Young people 12 to 15 years old were able to get the COVID-19 vaccine after guidelines were expanded on May 13.

SEATTLE — Young people across the country will reach an important milestone this week when they mark 14 days since their second COVID-19 vaccine dose and can say they are fully vaccinated. 

The FDA expanded emergency authorization of the vaccine for 12-to-15-year-olds on May 13, and some teens got the shot less than 24 hours later.

High schools and middle schools around western Washington became pop-up vaccination sites as campuses encouraged young people to get the vaccine.
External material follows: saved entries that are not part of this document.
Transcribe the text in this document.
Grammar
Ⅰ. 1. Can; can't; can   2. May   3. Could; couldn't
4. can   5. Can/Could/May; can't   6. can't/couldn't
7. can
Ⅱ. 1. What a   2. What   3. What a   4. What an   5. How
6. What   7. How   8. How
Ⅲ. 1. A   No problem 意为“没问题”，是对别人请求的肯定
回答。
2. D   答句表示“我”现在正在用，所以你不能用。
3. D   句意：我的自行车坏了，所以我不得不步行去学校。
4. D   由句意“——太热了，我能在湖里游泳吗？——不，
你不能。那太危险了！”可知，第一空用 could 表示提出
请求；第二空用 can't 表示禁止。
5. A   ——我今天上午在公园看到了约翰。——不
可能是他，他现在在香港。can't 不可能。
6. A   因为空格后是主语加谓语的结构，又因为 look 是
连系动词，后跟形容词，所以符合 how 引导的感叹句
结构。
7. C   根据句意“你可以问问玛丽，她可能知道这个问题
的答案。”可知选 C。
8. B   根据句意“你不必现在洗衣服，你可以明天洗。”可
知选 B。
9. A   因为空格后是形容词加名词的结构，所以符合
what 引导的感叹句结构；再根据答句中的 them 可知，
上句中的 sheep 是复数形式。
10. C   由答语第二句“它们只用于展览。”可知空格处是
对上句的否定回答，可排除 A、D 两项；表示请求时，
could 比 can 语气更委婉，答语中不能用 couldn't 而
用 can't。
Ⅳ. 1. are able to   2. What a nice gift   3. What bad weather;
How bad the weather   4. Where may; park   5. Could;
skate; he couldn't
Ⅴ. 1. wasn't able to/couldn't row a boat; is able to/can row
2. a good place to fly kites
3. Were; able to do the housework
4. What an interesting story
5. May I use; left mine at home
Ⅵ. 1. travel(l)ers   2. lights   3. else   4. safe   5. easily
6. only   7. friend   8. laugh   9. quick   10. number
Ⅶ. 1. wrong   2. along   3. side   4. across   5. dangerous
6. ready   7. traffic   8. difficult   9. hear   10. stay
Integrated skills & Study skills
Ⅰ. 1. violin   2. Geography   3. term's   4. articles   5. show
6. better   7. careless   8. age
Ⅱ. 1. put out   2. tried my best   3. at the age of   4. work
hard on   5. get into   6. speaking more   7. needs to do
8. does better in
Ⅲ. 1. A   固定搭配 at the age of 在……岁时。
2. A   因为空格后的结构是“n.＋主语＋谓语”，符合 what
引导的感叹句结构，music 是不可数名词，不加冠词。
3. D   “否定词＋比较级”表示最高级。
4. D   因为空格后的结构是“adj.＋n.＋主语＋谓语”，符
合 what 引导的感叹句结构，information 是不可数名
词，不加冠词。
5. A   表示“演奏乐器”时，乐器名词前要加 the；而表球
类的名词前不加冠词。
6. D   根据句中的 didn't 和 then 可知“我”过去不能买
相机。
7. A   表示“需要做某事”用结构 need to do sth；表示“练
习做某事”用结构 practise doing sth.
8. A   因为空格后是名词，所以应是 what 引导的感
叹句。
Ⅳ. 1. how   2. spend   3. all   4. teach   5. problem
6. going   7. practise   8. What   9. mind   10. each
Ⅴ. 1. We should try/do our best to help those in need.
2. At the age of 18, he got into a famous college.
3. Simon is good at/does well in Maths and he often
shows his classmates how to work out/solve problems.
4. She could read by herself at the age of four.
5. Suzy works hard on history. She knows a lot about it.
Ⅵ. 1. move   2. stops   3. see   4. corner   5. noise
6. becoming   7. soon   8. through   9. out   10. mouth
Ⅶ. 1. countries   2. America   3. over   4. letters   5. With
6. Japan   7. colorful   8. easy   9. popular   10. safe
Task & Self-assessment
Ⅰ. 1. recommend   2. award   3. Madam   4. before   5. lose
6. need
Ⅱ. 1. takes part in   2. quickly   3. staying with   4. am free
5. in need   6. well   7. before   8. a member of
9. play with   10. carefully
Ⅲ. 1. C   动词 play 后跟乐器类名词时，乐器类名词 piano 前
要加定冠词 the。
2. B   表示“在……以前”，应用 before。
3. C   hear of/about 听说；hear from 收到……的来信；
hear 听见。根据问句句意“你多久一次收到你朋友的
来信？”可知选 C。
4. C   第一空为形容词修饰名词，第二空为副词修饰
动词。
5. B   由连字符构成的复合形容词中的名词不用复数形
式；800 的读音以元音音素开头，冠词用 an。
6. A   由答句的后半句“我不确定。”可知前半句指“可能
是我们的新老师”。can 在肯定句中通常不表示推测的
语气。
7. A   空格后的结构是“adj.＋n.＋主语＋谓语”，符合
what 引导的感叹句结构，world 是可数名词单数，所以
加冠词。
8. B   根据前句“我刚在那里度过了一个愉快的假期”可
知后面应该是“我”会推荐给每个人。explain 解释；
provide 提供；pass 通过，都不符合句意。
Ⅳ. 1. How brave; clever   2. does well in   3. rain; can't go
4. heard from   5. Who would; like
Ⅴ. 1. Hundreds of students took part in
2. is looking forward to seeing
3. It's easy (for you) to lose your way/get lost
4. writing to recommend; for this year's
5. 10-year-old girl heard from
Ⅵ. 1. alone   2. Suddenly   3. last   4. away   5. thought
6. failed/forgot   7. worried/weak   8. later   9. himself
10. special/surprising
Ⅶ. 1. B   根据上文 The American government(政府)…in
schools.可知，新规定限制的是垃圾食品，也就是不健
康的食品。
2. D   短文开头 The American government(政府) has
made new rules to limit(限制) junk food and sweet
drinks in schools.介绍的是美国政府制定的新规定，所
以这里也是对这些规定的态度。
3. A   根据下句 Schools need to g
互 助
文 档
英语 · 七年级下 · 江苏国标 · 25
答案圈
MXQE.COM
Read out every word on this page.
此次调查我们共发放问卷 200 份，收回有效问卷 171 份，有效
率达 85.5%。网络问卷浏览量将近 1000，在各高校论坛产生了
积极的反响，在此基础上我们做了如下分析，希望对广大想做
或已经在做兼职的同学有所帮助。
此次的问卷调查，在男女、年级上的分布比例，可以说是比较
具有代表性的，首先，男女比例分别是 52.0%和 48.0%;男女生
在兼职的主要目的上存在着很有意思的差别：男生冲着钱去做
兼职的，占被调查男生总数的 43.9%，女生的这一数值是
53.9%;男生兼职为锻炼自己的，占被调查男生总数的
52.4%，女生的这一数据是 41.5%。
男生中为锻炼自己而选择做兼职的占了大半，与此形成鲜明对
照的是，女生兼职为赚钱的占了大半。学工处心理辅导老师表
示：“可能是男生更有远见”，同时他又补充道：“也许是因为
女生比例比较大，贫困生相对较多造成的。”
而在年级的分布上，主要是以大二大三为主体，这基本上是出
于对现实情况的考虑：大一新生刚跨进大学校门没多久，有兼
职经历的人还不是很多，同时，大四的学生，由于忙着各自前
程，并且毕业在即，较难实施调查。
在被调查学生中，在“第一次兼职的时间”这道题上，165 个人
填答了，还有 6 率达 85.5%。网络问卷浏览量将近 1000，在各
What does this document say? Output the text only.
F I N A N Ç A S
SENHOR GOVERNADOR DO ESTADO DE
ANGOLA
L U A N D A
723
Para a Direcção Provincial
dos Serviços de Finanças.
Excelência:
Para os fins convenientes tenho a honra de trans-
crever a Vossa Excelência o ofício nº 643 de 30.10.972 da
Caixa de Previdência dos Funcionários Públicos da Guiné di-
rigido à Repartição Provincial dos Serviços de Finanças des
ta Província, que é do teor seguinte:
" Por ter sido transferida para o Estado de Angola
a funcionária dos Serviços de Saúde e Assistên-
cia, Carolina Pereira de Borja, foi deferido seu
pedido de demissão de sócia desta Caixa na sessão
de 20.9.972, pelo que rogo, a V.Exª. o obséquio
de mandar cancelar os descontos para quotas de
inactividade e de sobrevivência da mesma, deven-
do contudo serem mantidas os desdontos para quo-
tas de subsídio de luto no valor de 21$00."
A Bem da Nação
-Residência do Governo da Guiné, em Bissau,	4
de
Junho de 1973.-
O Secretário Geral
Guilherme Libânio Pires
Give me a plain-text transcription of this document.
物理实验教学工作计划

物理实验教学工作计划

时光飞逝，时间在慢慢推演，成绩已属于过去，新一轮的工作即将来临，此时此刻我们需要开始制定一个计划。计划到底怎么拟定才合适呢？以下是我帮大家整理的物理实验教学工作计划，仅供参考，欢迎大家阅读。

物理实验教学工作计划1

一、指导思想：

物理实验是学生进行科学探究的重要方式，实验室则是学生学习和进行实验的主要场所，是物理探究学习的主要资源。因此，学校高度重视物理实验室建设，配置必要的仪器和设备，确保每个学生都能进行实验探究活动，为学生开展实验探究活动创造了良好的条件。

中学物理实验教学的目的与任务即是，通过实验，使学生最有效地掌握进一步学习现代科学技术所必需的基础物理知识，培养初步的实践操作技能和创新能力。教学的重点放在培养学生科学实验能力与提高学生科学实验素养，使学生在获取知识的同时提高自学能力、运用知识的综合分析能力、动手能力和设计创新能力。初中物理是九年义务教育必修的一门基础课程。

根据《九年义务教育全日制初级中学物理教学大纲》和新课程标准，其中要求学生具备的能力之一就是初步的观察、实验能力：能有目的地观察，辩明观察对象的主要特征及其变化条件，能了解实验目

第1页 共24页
Young people who got their second dose on schedule reached that full vaccination status just as school is getting out for the summer.

Siblings Carlee Rollins and Jackson Dewey said they are anxious to see loved ones.  Rollins said they went to get the shot as fast as they could. “It was really important that we got it so we could protect ourselves and other people,” she explained.“I'm really excited to have friends over again this summer."

“It's going to be crazy when everything is going to be back to normal. It's going to be weird to have everything like that again. We've been used to masks,” Dewey said.

Several young people said they discussed getting the shot with their friends, and being vaccinated made them feel more comfortable hanging out with them.  

“Now that I've been fully vaccinated I do think that I'll get back to normal a little faster,” Washington teen Conor High said. “I am excited to hang out with my friends.”

Schools are still requiring masks on campus, and several teens said they will still wear them in crowded settings.

Studies have already begun across the country to determine the safety of COVID-19 vaccines on children under 12 years old. 

According to the latest data on the Washington Department of Health website, more than 67% of Washington residents 16 years and older have at least initiated their COVID-19 vaccination.